Ambitieuse, riche et dense – aucun entracte n’interrompra le concert avoisinant deux heures de durée au total – la jolie affiche concoctée par la fondatrice du Chœur Accentus avait de quoi réjouir une assemblée nombreuse à la salle Pierre Boulez. C’est que, non content d’associer deux compositeurs unanimement appréciés par les mélomanes, avertis ou non, le programme fait montre d’une vraie intelligence, celle de faire la part belle à deux lectures plus personnelles que bêtement nationales de la spiritualité – la patrie revêtant ici moins d’importance que l’héritage, incarné alors par la langue paternelle.
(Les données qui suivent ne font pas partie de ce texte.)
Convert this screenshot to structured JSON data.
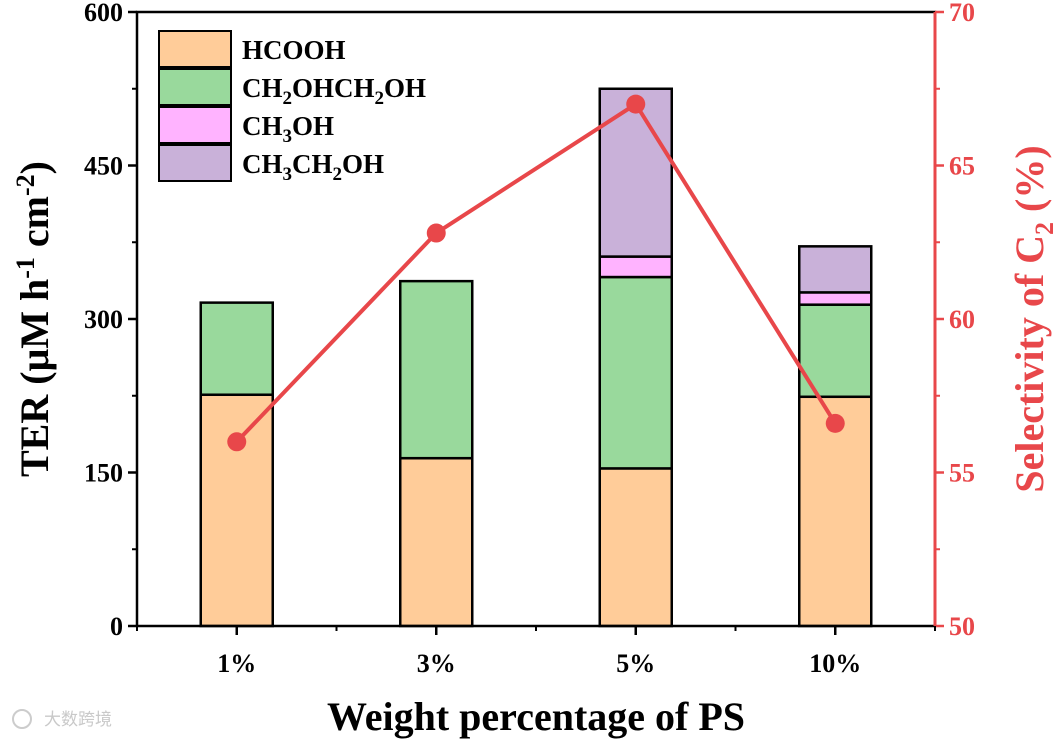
{
  "chart_data": {
    "type": "bar",
    "stacked": true,
    "categories": [
      "1%",
      "3%",
      "5%",
      "10%"
    ],
    "xlabel": "Weight percentage of PS",
    "ylabel": {
      "main": "TER (μM h",
      "sup1": "-1",
      "mid": " cm",
      "sup2": "-2",
      "end": ")"
    },
    "ylim": [
      0,
      600
    ],
    "yticks": [
      "0",
      "150",
      "300",
      "450",
      "600"
    ],
    "ytick_values": [
      0,
      150,
      300,
      450,
      600
    ],
    "series": [
      {
        "name": "HCOOH",
        "color": "#FFCC99",
        "values": [
          226,
          164,
          154,
          224
        ]
      },
      {
        "name": "CH2OHCH2OH",
        "color": "#99D99C",
        "values": [
          90,
          173,
          187,
          90
        ]
      },
      {
        "name": "CH3OH",
        "color": "#FFB3FF",
        "values": [
          0,
          0,
          20,
          12
        ]
      },
      {
        "name": "CH3CH2OH",
        "color": "#C9B1D9",
        "values": [
          0,
          0,
          164,
          45
        ]
      }
    ],
    "legend": [
      {
        "parts": [
          {
            "t": "HCOOH",
            "sub": false
          }
        ]
      },
      {
        "parts": [
          {
            "t": "CH",
            "sub": false
          },
          {
            "t": "2",
            "sub": true
          },
          {
            "t": "OHCH",
            "sub": false
          },
          {
            "t": "2",
            "sub": true
          },
          {
            "t": "OH",
            "sub": false
          }
        ]
      },
      {
        "parts": [
          {
            "t": "CH",
            "sub": false
          },
          {
            "t": "3",
            "sub": true
          },
          {
            "t": "OH",
            "sub": false
          }
        ]
      },
      {
        "parts": [
          {
            "t": "CH",
            "sub": false
          },
          {
            "t": "3",
            "sub": true
          },
          {
            "t": "CH",
            "sub": false
          },
          {
            "t": "2",
            "sub": true
          },
          {
            "t": "OH",
            "sub": false
          }
        ]
      }
    ],
    "legend_position": "top-left",
    "secondary_axis": {
      "label": {
        "main": "Selectivity of C",
        "sub": "2",
        "end": " (%)"
      },
      "ylim": [
        50,
        70
      ],
      "yticks": [
        "50",
        "55",
        "60",
        "65",
        "70"
      ],
      "ytick_values": [
        50,
        55,
        60,
        65,
        70
      ],
      "color": "#E8474A",
      "series": {
        "name": "Selectivity of C2",
        "type": "line",
        "values": [
          56.0,
          62.8,
          67.0,
          56.6
        ]
      }
    }
  },
  "watermark": "大数跨境"
}
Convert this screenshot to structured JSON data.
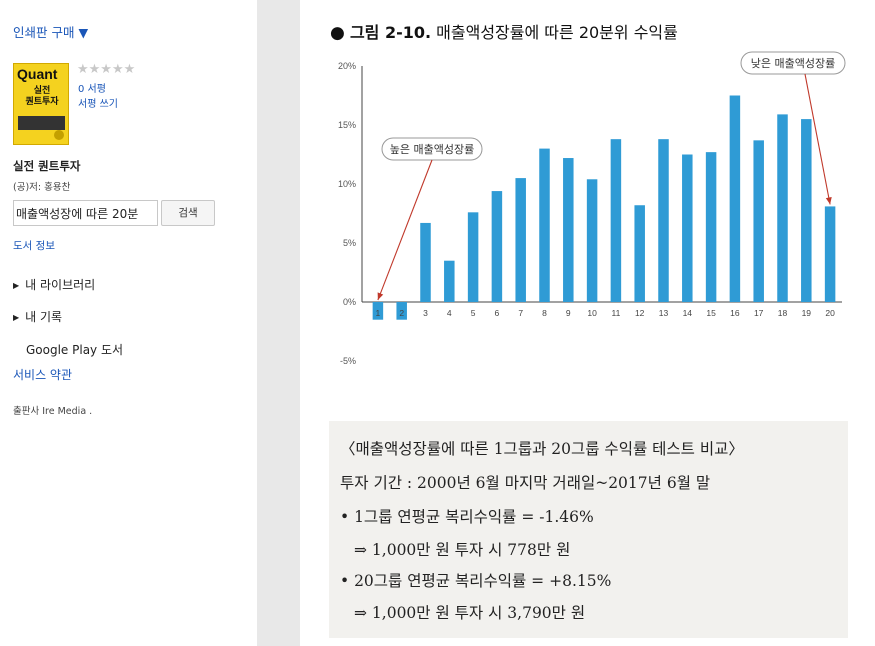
{
  "sidebar": {
    "buy_link": "인쇄판 구매 ▼",
    "cover": {
      "brand": "Quant",
      "title_line1": "실전",
      "title_line2": "퀀트투자"
    },
    "stars": "★★★★★",
    "review_count": "0 서평",
    "write_review": "서평 쓰기",
    "book_title": "실전 퀀트투자",
    "author": "(공)저: 홍용찬",
    "search_value": "매출액성장에 따른 20분",
    "search_button": "검색",
    "book_info": "도서 정보",
    "nav": [
      {
        "label": "내 라이브러리"
      },
      {
        "label": "내 기록"
      }
    ],
    "google_play": "Google Play 도서",
    "terms": "서비스 약관",
    "publisher": "출판사 Ire Media ."
  },
  "figure": {
    "bullet": "●",
    "number": "그림 2-10.",
    "caption": "매출액성장률에 따른 20분위 수익률"
  },
  "chart_data": {
    "type": "bar",
    "categories": [
      "1",
      "2",
      "3",
      "4",
      "5",
      "6",
      "7",
      "8",
      "9",
      "10",
      "11",
      "12",
      "13",
      "14",
      "15",
      "16",
      "17",
      "18",
      "19",
      "20"
    ],
    "values": [
      -1.5,
      -1.5,
      6.7,
      3.5,
      7.6,
      9.4,
      10.5,
      13.0,
      12.2,
      10.4,
      13.8,
      8.2,
      13.8,
      12.5,
      12.7,
      17.5,
      13.7,
      15.9,
      15.5,
      8.1
    ],
    "yticks": [
      "20%",
      "15%",
      "10%",
      "5%",
      "0%",
      "-5%"
    ],
    "ylim": [
      -5,
      20
    ],
    "bar_color": "#2f9bd5",
    "annotations": [
      {
        "text": "높은 매출액성장률",
        "target": "1"
      },
      {
        "text": "낮은 매출액성장률",
        "target": "20"
      }
    ]
  },
  "summary": {
    "lines": [
      "〈매출액성장률에 따른 1그룹과 20그룹 수익률 테스트 비교〉",
      "투자 기간 : 2000년 6월 마지막 거래일~2017년 6월 말",
      "• 1그룹 연평균 복리수익률 = -1.46%",
      "⇒ 1,000만 원 투자 시 778만 원",
      "• 20그룹 연평균 복리수익률 = +8.15%",
      "⇒ 1,000만 원 투자 시 3,790만 원"
    ]
  }
}
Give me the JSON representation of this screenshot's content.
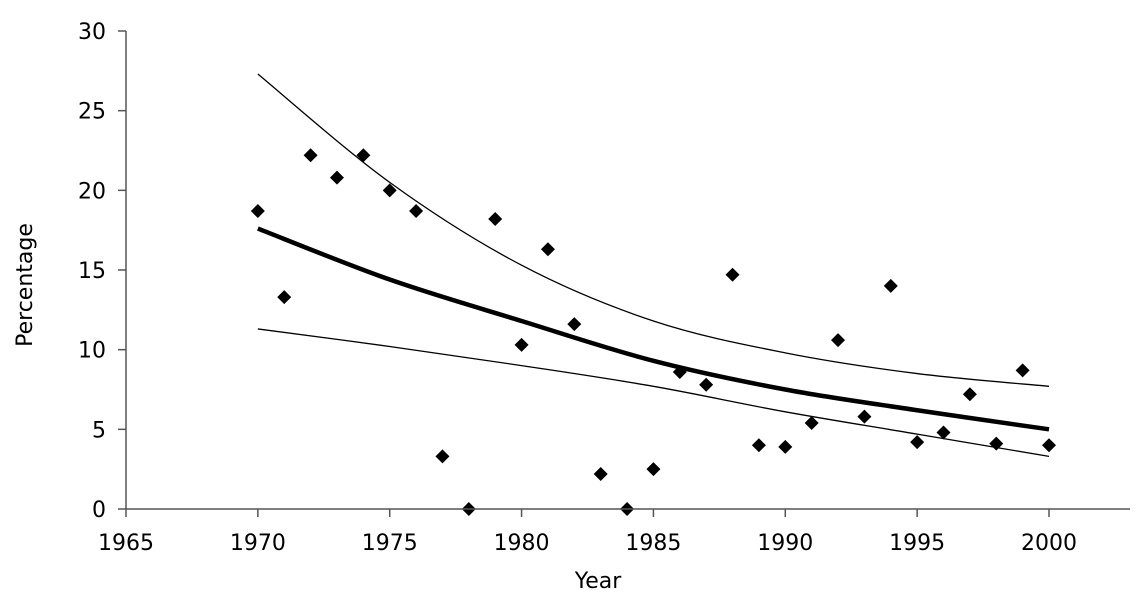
{
  "chart_data": {
    "type": "scatter",
    "title": "",
    "xlabel": "Year",
    "ylabel": "Percentage",
    "xlim": [
      1965,
      2000
    ],
    "ylim": [
      0,
      30
    ],
    "xticks": [
      1965,
      1970,
      1975,
      1980,
      1985,
      1990,
      1995,
      2000
    ],
    "yticks": [
      0,
      5,
      10,
      15,
      20,
      25,
      30
    ],
    "grid": false,
    "legend": "none",
    "points": [
      {
        "x": 1970,
        "y": 18.7
      },
      {
        "x": 1971,
        "y": 13.3
      },
      {
        "x": 1972,
        "y": 22.2
      },
      {
        "x": 1973,
        "y": 20.8
      },
      {
        "x": 1974,
        "y": 22.2
      },
      {
        "x": 1975,
        "y": 20.0
      },
      {
        "x": 1976,
        "y": 18.7
      },
      {
        "x": 1977,
        "y": 3.3
      },
      {
        "x": 1978,
        "y": 0.0
      },
      {
        "x": 1979,
        "y": 18.2
      },
      {
        "x": 1980,
        "y": 10.3
      },
      {
        "x": 1981,
        "y": 16.3
      },
      {
        "x": 1982,
        "y": 11.6
      },
      {
        "x": 1983,
        "y": 2.2
      },
      {
        "x": 1984,
        "y": 0.0
      },
      {
        "x": 1985,
        "y": 2.5
      },
      {
        "x": 1986,
        "y": 8.6
      },
      {
        "x": 1987,
        "y": 7.8
      },
      {
        "x": 1988,
        "y": 14.7
      },
      {
        "x": 1989,
        "y": 4.0
      },
      {
        "x": 1990,
        "y": 3.9
      },
      {
        "x": 1991,
        "y": 5.4
      },
      {
        "x": 1992,
        "y": 10.6
      },
      {
        "x": 1993,
        "y": 5.8
      },
      {
        "x": 1994,
        "y": 14.0
      },
      {
        "x": 1995,
        "y": 4.2
      },
      {
        "x": 1996,
        "y": 4.8
      },
      {
        "x": 1997,
        "y": 7.2
      },
      {
        "x": 1998,
        "y": 4.1
      },
      {
        "x": 1999,
        "y": 8.7
      },
      {
        "x": 2000,
        "y": 4.0
      }
    ],
    "curves": [
      {
        "role": "trend",
        "x": [
          1970,
          1975,
          1980,
          1985,
          1990,
          1995,
          2000
        ],
        "y": [
          17.6,
          14.4,
          11.8,
          9.3,
          7.5,
          6.2,
          5.0
        ]
      },
      {
        "role": "upper-bound",
        "x": [
          1970,
          1975,
          1980,
          1985,
          1990,
          1995,
          2000
        ],
        "y": [
          27.3,
          20.5,
          15.3,
          11.8,
          9.8,
          8.5,
          7.7
        ]
      },
      {
        "role": "lower-bound",
        "x": [
          1970,
          1975,
          1980,
          1985,
          1990,
          1995,
          2000
        ],
        "y": [
          11.3,
          10.2,
          9.0,
          7.7,
          6.1,
          4.7,
          3.3
        ]
      }
    ],
    "colors": {
      "points": "#000000",
      "trend": "#000000",
      "bounds": "#000000",
      "axis": "#555555"
    }
  }
}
Laurence Equilbey © Julien Mignot
Laurence Equilbey
© Julien Mignot

Ainsi, en prélude à un Requiem allemand bien connu de tous – et toujours redécouvert avec grand plaisir – on est heureux d’entendre les trop rares Chants Bibliques de Dvořák, quelque part entre le désespoir poétisé du Stabat Mater et la langueur nostalgique de l’exil américain du compositeur. L’Orquestra Gulbenkian se fond dans la partition et ses sonorités rurales : les gazouillis des vents, les bourrasques des cordes, les ruminements glorieux du cor et les tintements du triangle accompagnent les graves profonds, le medium clair et les aigus quelque peu engorgés de l’élégant baryton Thomas Hampson, presque plus à l’aise sur la langue tchèque que sur l’allemand qui suivra. On est en plein folklore slave, en pleine campagne tchèque - peut-être un peu trop, au détriment d’échos plus éloignés de ces poncifs. De cette succession pourtant habile d’images pastorales peine à naître une émotion ou une inquiétude que quelques nuances, quelques prises de risques – des variations du volume vocal, ici trop homogène, une plus grande mise à nu des pupitres-clés - auraient pu engendrer. Etrange idée, par ailleurs, que de se limiter aux cinq premiers chants, orchestrés par Dvořák même, et de n’y adjoindre que deux des cinq suivants, orchestrés par Vilém Zemánek : c’est donc peu dire que, malgré d’évidentes qualités d’interprétation, les Chants bibliques nous laissent sur notre faim.

Accentus rejoint ensuite le plateau pour le Requiem de Brahms, et l’on constate avec plaisir que la prudence et la placidité de l'orchestre, qui ne pallient pourtant pas quelques imprécisions sur ses contours, sont abondamment compensées par la solidité et la versatilité de l’ensemble vocal. La palette expressive s’élargit alors considérablement, de la finesse de « Selig sind, die da Leid tragen » au suspens d’un « Selig sind die Toten » traité en métaphysique épilogue. Le tempétueux « Denn alles Fleisch ist wie Gras » et la volupté sautillante de « Wie lieblich sind deine Wohnungen » sont si apparents qu’ils rendent presque la présence – saluable ! – des surtitres superflue. La précision est également au rendez-vous le temps de fugati et de strettes effrénés, que tempèrent régulièrement des accalmies méditatives. C’est que, bien que testamentaire, ce Requiem revêt par bien des endroits des atours de célébration : celle d’un Dieu bienveillant, qui répond à l’incertitude de Thomas Hampson par une montée madrigalesque sur « Herr, lehre doch mich », de la consolation maternelle sur fond de flûtes et clarinettes arpégés – doux mais tenace timbre de Miah Persson – d’ « Ihr habt nun Traurigket », et enfin de l’apôtre Paul – Thomas Hampson et sa voix toujours gracile – qui adoucit l’inquiétude grandissante du chœur sur « Denn wir haben hie keine bleibende Statt ». L’omniprésence des pédales, la superposition des phalanges vocales, la permanence du mouvement ne posent alors que peu de problèmes à la direction investie de Laurence Equilbey, forte d’un désir de mettre également en avant la puissance aussi narrative que contemplative de l'œuvre. Le tout en se conclue donc pas sur l’éclat du sixième mouvement mais sur le recueillement du septième. Les applaudissements n’en sont pas pour autant modérés.